While EMDAC's discussion likely will help shape the development path for future weight-loss drugs, Rodman & Renshaw analyst Michael King does not expect it to change the course for a trio of obesity drugs, long past Phase II and Phase III, that are taking a second shot at FDA approval.

"We view this meeting as a way for FDA to get ahead of the next round of drugs, including a number of potential anti-diabetes therapies looking to add an anti-obesity indication," King said.

With a PDUFA date of April 17, Vivus Inc.'s Qnexa (phentermine/topiramate) is the closest obesity drug to approval. While EMDAC voted 20-2 last month to recommend approval of the drug, it urged the FDA to require a large, post-approval CVOT, citing inconclusive data about Qnexa's cardiovascular risk. (See BioWorld Today, Feb. 23, 2012.)

The second drug in the trio, Arena Pharmaceuticals Inc.'s Lorqess (lorcaserin), is set to come before EMDAC May 10, a little more than a month ahead of its PDUFA date. Regardless of this week's discussion, Lorqess could have a tough road to approval because of modest efficacy, valvulopathy concerns, the potential for abuse and mammary and brain cancer risk. It also would be in the shadow of Qnexa, which has demonstrated more efficacy, BMO Capital Markets analyst Jim Birchenough said. (See BioWorld Today, Jan. 12, 2012.)
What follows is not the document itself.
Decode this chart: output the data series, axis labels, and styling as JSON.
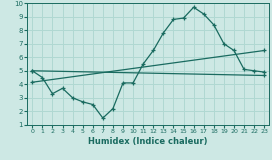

The final drug, Orexigen Therapeutics Inc.'s Contrave (naltrexone HC1/bupropion HC1), is being prepped for a pre-approval CVOT required by the FDA. With that trial slated to begin in the next quarter, Contrave's road to the market is likely a few years longer than that of Qnexa, putting Contrave at a disadvantage. (See BioWorld Today, Dec. 16, 2011.)

But that could change after this week's EMDAC meeting, Leerink Swann analyst Joshua Schimmer said. If the FDA decided to require pre-approval or two-stage CVOTs of both Qnexa and Contrave, the drugs could come to market at about the same time, he added.

Although several obesity drugs have been developed over the years, orlistat, sold as Xenical by Roche AG and as Alli by GlaxoSmithKline plc, is currently the only obesity drug approved for long-term use in the U.S. All the others have been withdrawn because of cardiovascular-related issues. (See BioWorld Insight, July 26, 2010.)

Dexfenfluramine was removed in 1997 because of valvulopathy, and sibutramine was removed in 2010 due to adverse cardiovascular effects. Cardiovascular risks and events also played into the 2004 withdrawal of ephedrine-containing dietary supplements and the withdrawal in 2000 of phenylpropanolamine-containing weight control products.